The paper presents a new smartphone microscopy system with extended working distance and a dual prior weighted RPCA method for improved defect detection accuracy.

Findings

Achieves 4.92μm resolution and 22.23mm working distance.

Pixel-level defect detection accuracy of 84.8%.

Enhanced in-situ inspection capabilities for metallic mesh.

Abstract

Metallic mesh is a transparent electromagnetic shielding film with a fine metal line structure. However, it can develop defects that affect the optoelectronic performance whether in the production preparation or in actual use. The development of in-situ non-destructive testing (NDT) devices for metallic mesh requires long working distances, reflective optical path design, and miniaturization.
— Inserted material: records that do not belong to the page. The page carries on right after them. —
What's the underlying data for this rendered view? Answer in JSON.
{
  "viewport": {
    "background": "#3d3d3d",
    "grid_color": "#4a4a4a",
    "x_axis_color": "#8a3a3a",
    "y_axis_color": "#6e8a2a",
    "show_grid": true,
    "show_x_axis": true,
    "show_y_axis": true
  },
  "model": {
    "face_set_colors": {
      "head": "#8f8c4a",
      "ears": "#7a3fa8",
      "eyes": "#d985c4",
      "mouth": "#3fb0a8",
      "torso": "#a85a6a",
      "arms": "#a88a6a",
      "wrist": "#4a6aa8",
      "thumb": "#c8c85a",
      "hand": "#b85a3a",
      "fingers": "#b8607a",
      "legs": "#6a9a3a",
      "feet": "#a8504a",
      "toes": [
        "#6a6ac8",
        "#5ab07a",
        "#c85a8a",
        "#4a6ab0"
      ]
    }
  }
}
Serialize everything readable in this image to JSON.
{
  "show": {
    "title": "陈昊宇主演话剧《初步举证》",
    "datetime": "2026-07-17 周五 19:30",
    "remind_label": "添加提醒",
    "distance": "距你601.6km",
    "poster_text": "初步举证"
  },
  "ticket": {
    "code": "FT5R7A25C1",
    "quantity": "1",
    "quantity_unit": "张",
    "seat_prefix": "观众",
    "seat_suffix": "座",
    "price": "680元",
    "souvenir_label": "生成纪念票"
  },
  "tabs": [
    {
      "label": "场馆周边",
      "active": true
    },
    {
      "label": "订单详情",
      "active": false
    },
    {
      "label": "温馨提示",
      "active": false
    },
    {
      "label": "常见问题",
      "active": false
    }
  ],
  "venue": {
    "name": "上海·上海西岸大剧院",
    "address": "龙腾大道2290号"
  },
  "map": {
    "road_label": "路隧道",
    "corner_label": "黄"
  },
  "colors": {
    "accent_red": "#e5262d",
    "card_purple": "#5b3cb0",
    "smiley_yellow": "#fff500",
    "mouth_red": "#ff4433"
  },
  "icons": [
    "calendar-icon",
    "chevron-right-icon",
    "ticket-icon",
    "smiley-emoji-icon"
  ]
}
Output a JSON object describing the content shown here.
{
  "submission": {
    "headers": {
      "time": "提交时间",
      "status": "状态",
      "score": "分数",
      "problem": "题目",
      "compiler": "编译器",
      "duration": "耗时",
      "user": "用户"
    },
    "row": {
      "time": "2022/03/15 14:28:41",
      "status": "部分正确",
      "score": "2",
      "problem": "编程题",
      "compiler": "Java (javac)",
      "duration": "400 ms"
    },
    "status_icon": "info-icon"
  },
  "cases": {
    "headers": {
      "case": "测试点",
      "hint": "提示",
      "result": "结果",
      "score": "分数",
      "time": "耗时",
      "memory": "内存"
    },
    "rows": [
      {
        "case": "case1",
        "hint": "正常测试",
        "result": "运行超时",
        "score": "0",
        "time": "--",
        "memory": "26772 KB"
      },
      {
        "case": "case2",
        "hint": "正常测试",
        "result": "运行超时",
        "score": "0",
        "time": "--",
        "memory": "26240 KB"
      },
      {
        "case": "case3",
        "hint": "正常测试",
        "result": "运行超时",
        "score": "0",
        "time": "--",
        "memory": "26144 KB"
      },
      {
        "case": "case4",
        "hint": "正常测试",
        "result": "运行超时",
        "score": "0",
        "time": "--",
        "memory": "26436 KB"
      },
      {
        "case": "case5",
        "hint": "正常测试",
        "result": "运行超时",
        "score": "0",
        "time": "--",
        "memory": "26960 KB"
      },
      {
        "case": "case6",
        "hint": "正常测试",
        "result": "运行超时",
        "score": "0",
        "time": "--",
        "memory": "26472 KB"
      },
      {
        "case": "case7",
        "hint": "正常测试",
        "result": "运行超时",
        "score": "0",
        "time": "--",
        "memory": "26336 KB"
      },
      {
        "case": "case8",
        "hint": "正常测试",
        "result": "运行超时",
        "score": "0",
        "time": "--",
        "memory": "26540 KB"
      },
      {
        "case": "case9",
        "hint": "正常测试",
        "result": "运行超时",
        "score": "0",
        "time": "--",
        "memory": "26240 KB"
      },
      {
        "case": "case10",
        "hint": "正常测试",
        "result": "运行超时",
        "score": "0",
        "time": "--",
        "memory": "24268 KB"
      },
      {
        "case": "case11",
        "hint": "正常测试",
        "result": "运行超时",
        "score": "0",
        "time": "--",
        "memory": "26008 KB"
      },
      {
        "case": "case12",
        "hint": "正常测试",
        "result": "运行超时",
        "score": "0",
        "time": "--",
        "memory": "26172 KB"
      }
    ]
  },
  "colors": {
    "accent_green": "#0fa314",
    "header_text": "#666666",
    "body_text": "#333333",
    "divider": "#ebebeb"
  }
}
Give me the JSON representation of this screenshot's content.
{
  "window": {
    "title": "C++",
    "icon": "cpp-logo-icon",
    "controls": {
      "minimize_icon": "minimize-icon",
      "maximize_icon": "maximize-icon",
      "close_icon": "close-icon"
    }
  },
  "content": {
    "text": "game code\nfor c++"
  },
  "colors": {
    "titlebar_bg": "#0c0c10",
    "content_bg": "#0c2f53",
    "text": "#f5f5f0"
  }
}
To address the limitations of existing smartphone microscopes, which feature short working distances and inadequate transmission imaging for industrial in-situ inspection, we propose a novel long-working distance reflective smartphone microscopy system (LD-RSM). LD-RSM builds a 4f optical imaging system with external optical components and a smartphone, utilizing a beam splitter to achieve reflective imaging with the illumination system and imaging system on the same side of the sample. It achieves an optical resolution of 4.92$\mu$m and a working distance of up to 22.23 mm. Additionally, we introduce a dual prior weighted Robust Principal Component Analysis (DW-RPCA) for defect detection. This approach leverages spectral filter fusion and Hough transform to model different defect types, enhancing the accuracy and efficiency of defect identification. Coupled with an optimized threshold segmentation algorithm, DW-RPCA method achieves a pixel-level accuracy of 84.8%. Our work showcases strong potential for growth in the field of in-situ on-line inspection of industrial products.